CompetitionFIFA World Cup 2026 — Round of 32 (Match 82)
Date1 July 2026, 20:00 Iceland time
VenueLumen Field, Seattle
BroadcastRÚV (channel to be confirmed nearer kickoff)

Two colourless draws, then five goals in a single night. Belgium crawled through their group with a 1–1 against Egypt and a 0–0 against Iran before everything clicked in a 5–1 win over New Zealand. The question in Seattle is a simple one: which Belgium shows up? On the other side are Senegal, who lost their first two games, lost their first-choice goalkeeper in the second of them, and then bullied their way into the knockouts by running over Iraq. Two sides who found their feet too late — one of them goes on tonight.

The market

ResultBelgium favoured, but a long way from dominant
Over/under 2.5leans under

Both teams to score: not available

Belgium won Group G with five points, but the performances swung more than the table suggests. The defence held up against the limited attacks of Egypt and Iran — just two goals conceded in three games — but the forward line didn't fire until the group's weakest team was in front of them. Rudi Garcia has shuffled his pack heavily, and the biggest question is who leads the line: Romelu Lukaku, used as an impact substitute and a scorer against New Zealand, or Charles De Ketelaere. Leandro Trossard arrives in form after two goals in the last game.

Senegal come from a very different place. They lost to France and Norway before a 5–0 win over Iraq righted the ship — eight goals scored in the group, but six conceded. The heaviest blow came against Norway: Édouard Mendy injured his knee and missed the decider against Iraq. Mory Diaw of Le Havre stepped in and looks the likeliest to start, which means a backup goalkeeper makes his World Cup knockout debut under about as much pressure as the job offers.

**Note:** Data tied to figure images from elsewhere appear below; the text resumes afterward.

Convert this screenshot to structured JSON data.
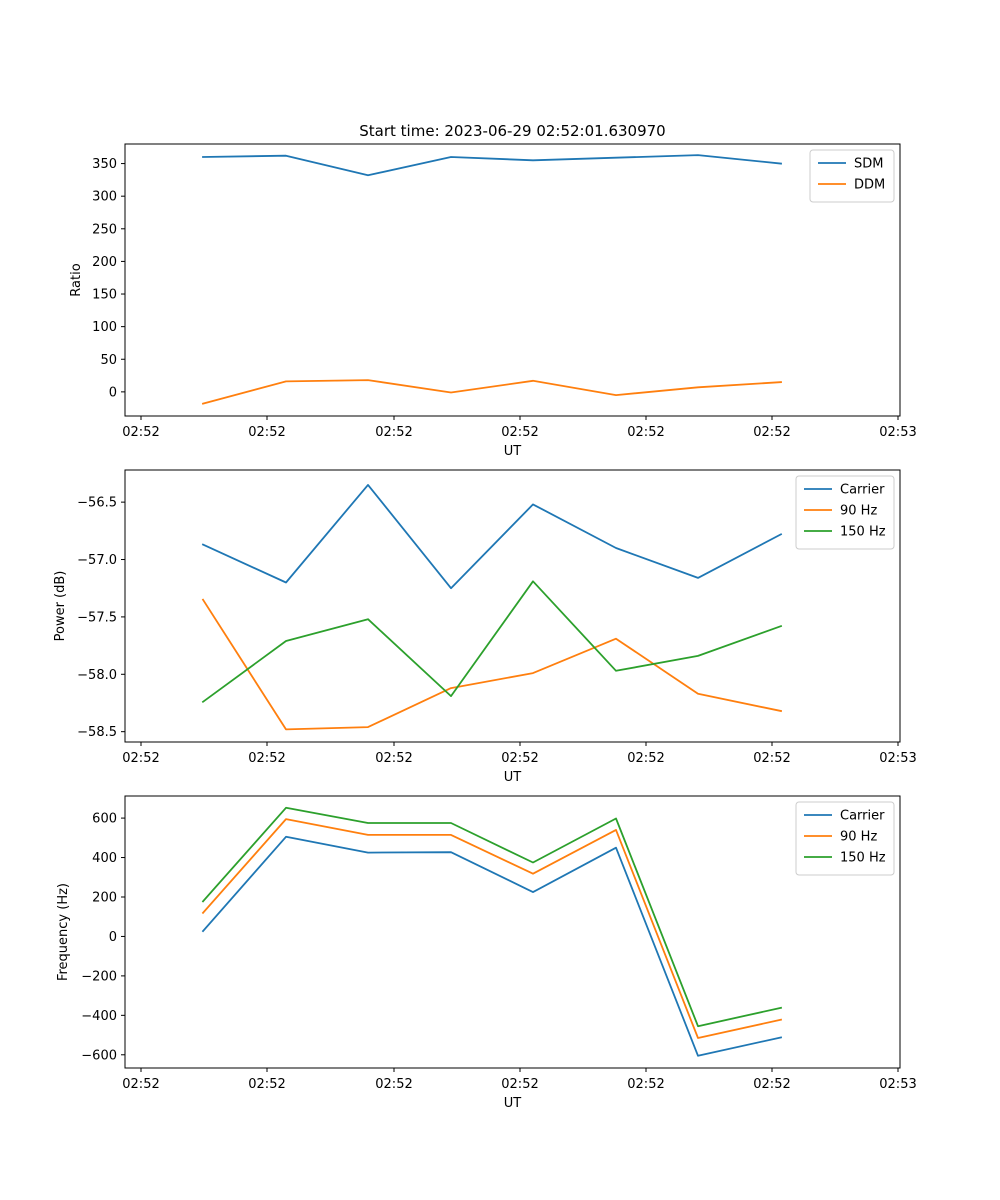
{
  "colors": {
    "blue": "#1f77b4",
    "orange": "#ff7f0e",
    "green": "#2ca02c"
  },
  "chart_data": [
    {
      "type": "line",
      "title": "Start time: 2023-06-29 02:52:01.630970",
      "xlabel": "UT",
      "ylabel": "Ratio",
      "x_tick_labels": [
        "02:52",
        "02:52",
        "02:52",
        "02:52",
        "02:52",
        "02:52",
        "02:53"
      ],
      "y_ticks": [
        0,
        50,
        100,
        150,
        200,
        250,
        300,
        350
      ],
      "ylim": [
        -37,
        380
      ],
      "legend": "top-right",
      "series": [
        {
          "name": "SDM",
          "color": "#1f77b4",
          "values": [
            360,
            362,
            332,
            360,
            355,
            359,
            363,
            350
          ]
        },
        {
          "name": "DDM",
          "color": "#ff7f0e",
          "values": [
            -18,
            16,
            18,
            -1,
            17,
            -5,
            7,
            15
          ]
        }
      ]
    },
    {
      "type": "line",
      "title": "",
      "xlabel": "UT",
      "ylabel": "Power (dB)",
      "x_tick_labels": [
        "02:52",
        "02:52",
        "02:52",
        "02:52",
        "02:52",
        "02:52",
        "02:53"
      ],
      "y_ticks": [
        -56.5,
        -57.0,
        -57.5,
        -58.0,
        -58.5
      ],
      "y_tick_labels": [
        "−56.5",
        "−57.0",
        "−57.5",
        "−58.0",
        "−58.5"
      ],
      "ylim": [
        -58.59,
        -56.22
      ],
      "legend": "top-right",
      "series": [
        {
          "name": "Carrier",
          "color": "#1f77b4",
          "values": [
            -56.87,
            -57.2,
            -56.35,
            -57.25,
            -56.52,
            -56.9,
            -57.16,
            -56.78
          ]
        },
        {
          "name": "90 Hz",
          "color": "#ff7f0e",
          "values": [
            -57.35,
            -58.48,
            -58.46,
            -58.12,
            -57.99,
            -57.69,
            -58.17,
            -58.32
          ]
        },
        {
          "name": "150 Hz",
          "color": "#2ca02c",
          "values": [
            -58.24,
            -57.71,
            -57.52,
            -58.19,
            -57.19,
            -57.97,
            -57.84,
            -57.58
          ]
        }
      ]
    },
    {
      "type": "line",
      "title": "",
      "xlabel": "UT",
      "ylabel": "Frequency (Hz)",
      "x_tick_labels": [
        "02:52",
        "02:52",
        "02:52",
        "02:52",
        "02:52",
        "02:52",
        "02:53"
      ],
      "y_ticks": [
        600,
        400,
        200,
        0,
        -200,
        -400,
        -600
      ],
      "y_tick_labels": [
        "600",
        "400",
        "200",
        "0",
        "−200",
        "−400",
        "−600"
      ],
      "ylim": [
        -667,
        712
      ],
      "legend": "top-right",
      "series": [
        {
          "name": "Carrier",
          "color": "#1f77b4",
          "values": [
            27,
            505,
            425,
            427,
            225,
            450,
            -605,
            -512
          ]
        },
        {
          "name": "90 Hz",
          "color": "#ff7f0e",
          "values": [
            120,
            595,
            515,
            515,
            318,
            540,
            -515,
            -422
          ]
        },
        {
          "name": "150 Hz",
          "color": "#2ca02c",
          "values": [
            178,
            652,
            575,
            575,
            375,
            598,
            -455,
            -362
          ]
        }
      ]
    }
  ]
}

Pape Thiaw has tinkered up front too, and Sadio Mané's role isn't nailed down.

RECENT FORM (group stage)

BelgiumW D W (draws first)
Goals6 for / 2 against
Both scored2 of 3
SenegalLLW
Goals8 for / 6 against
Both scored2 of 3
W win·D draw·L loss

The match probably turns on two axes. The first is Kevin De Bruyne's delivery into the box against a reshuffled Senegal defence and an inexperienced goalkeeper. Belgium build everything around De Bruyne, and if Garcia plays Lukaku, they add aerial threat and physicality that test Diaw directly in his first knockout tie. Koulibaly and Niakhaté are no pushovers in the air themselves, but how a rebuilt back line and a stand-in keeper handle those first crosses is exactly the situation De Bruyne lives to find.

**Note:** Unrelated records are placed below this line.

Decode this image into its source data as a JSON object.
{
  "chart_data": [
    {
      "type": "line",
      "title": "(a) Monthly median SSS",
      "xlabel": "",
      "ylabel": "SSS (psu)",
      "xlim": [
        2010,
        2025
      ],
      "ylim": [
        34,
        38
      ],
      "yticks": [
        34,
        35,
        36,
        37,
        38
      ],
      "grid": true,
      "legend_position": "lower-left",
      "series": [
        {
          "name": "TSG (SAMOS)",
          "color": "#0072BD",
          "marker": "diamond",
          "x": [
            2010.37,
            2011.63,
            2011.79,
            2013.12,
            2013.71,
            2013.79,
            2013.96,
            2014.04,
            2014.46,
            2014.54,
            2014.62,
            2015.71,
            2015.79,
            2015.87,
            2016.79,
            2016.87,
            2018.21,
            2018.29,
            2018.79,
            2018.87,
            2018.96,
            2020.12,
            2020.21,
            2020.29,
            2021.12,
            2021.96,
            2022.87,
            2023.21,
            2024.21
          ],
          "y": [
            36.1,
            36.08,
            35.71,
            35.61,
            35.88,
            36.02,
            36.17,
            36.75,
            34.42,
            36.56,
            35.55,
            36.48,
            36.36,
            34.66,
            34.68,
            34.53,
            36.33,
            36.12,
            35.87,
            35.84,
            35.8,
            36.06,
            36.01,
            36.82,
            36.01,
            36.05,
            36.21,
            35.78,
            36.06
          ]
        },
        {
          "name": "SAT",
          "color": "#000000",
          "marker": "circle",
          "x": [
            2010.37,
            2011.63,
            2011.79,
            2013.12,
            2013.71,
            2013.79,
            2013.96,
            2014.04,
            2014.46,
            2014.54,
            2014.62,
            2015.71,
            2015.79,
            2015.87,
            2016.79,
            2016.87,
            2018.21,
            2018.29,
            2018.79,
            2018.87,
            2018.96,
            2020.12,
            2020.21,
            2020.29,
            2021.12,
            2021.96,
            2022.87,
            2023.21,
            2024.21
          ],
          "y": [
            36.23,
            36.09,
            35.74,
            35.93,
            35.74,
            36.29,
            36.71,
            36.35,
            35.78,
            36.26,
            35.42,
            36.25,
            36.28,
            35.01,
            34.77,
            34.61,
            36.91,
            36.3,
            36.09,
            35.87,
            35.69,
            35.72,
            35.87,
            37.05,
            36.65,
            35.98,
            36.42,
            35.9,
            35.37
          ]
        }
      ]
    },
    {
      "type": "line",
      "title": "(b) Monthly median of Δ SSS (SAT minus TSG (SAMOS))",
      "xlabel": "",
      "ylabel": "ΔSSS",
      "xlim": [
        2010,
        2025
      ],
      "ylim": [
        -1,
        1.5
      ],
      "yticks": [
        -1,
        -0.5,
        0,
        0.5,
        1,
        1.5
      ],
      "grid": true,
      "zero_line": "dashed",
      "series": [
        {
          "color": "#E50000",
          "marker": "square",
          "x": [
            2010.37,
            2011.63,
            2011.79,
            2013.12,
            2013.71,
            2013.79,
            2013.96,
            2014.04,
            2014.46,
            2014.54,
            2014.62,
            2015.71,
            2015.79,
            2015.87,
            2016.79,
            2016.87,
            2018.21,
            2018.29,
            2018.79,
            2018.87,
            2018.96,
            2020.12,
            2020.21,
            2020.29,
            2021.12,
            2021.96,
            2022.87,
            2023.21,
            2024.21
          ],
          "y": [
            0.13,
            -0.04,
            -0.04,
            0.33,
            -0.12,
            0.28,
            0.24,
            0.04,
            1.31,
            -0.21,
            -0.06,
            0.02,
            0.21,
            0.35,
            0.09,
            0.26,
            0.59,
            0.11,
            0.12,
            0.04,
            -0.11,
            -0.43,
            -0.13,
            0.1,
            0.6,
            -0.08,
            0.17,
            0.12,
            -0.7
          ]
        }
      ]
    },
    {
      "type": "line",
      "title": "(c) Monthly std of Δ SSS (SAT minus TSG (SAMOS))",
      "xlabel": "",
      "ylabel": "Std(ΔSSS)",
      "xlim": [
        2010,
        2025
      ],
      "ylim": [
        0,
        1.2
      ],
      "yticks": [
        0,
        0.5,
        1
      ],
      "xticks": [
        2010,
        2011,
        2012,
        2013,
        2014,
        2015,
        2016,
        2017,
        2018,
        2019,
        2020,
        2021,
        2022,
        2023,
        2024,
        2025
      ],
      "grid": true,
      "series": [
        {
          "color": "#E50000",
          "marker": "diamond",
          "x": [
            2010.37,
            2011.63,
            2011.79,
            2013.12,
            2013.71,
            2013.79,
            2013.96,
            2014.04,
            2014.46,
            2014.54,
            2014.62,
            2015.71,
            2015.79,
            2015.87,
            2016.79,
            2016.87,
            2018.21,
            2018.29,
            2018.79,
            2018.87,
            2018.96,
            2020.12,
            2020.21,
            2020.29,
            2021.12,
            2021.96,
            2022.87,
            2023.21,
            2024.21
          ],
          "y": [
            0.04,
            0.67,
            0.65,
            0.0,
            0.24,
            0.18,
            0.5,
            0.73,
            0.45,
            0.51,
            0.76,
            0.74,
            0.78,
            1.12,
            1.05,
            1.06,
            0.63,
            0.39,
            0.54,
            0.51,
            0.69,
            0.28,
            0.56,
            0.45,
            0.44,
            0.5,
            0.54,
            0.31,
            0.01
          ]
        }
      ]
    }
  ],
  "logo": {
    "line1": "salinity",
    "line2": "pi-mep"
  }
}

The second axis runs the other way. Senegal are quicker up the pitch than Belgium, and the pace of Nicolas Jackson, Ismaïla Sarr and Mané can punish a mid-height defensive line the moment the ball is lost. Belgium defend well when they're allowed to control the game; they're far less convincing in open play against a side that breaks at speed. If Senegal win the ball high and spring Jackson in behind, this is a different problem from anything Egypt or Iran posed. The team that dictates the tempo — Belgium with the ball, Senegal in transition — wins the match.

HEAD-TO-HEAD

No recorded World Cup meeting — this is the first time the two nations have met at a finals.

Patternno shared history; neither side has prior experience of the other at this level.

THE PICK

ResultBelgium win
GoalsOver 2.5

The pick is a Belgium win. They have the players to settle a tight game, De Bruyne's passing should find the gaps in a reshaped defence, and Senegal's stand-in goalkeeper steps into a job few would envy. But even with the market leaning under, I'll take over 2.5 goals: Senegal conceded in every group game except the one against Iraq, they need to chase the result, and the speed they carry forward leaves space behind them. This isn't a recipe for a goalless stalemate.

The risk is that Belgium do exactly what they did against Egypt and Iran — take an early lead and then smother the game at their own pace. If it goes 1–0 to Belgium and they shut it down, the under firms up quickly and Senegal may struggle to break through. Diaw's debut is just as double-edged for the pick: it could cost goals, but it could also mean Senegal sit deeper and let the game fade out.

For anyone watching from Iceland, this is a kind slot in the schedule: kickoff is at 20:00 Iceland time, free-to-air on RÚV, well clear of the late-night windows that have swallowed so many of this World Cup's North American fixtures. A knockout tie of this size in prime evening time — about as easy as the viewing gets at home.